Word vectors are a way to represent words in a high-dimensional space. The most commonly known word vectors are those obtained from the `word2vec` algorithm, which tries to find vectors that are predictive of neighbouring words. For a very good introduction to word vectors, we recommend this presentation by Christopher Moody.

About the app

See the web app

The word vectors we used here are GloVe vectors trained on the GloVe common crawl dataset. GloVe is a newer algorithm that is slightly different from word2vec, but both algorithms gives us a vector representation of words. We used the the pretrained en_core_web_md GloVe model in spaCy.

In this project, we wanted to investigate how word vectors can be used to explore song lyrics. We scraped the lyrics of 60 songs from the Billboard hot-100 for the past decade, and computed their average word vectors.
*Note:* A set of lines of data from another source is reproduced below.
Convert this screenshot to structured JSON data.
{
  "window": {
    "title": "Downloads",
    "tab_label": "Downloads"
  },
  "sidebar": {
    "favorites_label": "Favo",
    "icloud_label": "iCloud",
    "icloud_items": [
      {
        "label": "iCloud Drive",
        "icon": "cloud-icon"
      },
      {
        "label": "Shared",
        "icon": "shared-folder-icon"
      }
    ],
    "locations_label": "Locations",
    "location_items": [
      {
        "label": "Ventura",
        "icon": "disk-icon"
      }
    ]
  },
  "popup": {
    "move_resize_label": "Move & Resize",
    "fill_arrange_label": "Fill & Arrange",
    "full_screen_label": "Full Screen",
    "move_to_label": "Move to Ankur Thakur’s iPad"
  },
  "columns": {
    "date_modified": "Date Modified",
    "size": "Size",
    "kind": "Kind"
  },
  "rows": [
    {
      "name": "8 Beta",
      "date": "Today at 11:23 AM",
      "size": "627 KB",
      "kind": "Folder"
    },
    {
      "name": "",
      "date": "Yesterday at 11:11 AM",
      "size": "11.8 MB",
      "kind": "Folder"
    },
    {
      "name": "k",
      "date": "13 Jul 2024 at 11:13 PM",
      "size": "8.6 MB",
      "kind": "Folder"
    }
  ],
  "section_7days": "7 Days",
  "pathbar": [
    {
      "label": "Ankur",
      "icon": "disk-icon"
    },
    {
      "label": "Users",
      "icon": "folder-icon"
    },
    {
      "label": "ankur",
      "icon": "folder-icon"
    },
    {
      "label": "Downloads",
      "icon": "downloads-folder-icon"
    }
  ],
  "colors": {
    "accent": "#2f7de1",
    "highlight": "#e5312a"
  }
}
From these average vectors, we can investigate the songs similarities with specific phrases, and find songs that are about similar topics.

To easily inspect if the results made sense, we also implemented a simple keyword extraction algorithm that we used on all songs. This keyword extraction algorithm was based on this blog post. The algorithm works by extracting the most common propositions, adjectives and nouns from the lyrics.

Creating the web app

To create the web app, we used Streamlit, a free tool that makes it extremely easy to create a data science dashboard with Python. It is extremely intuitive to work with locally, and deploying the app on Heroku was straightforward once we found this tutorial. The code for the live application was less than 200 lines of code, and we are pretty happy with the results!

Update: We moved our deployed applications to Azure since Heroku shut down its free offering

Deploying your own app

If you want to deploy your own version of this app. Maybe with different songs, then you only need to modify the prepare_app.py file and run it before running streamlit run SongVec.py.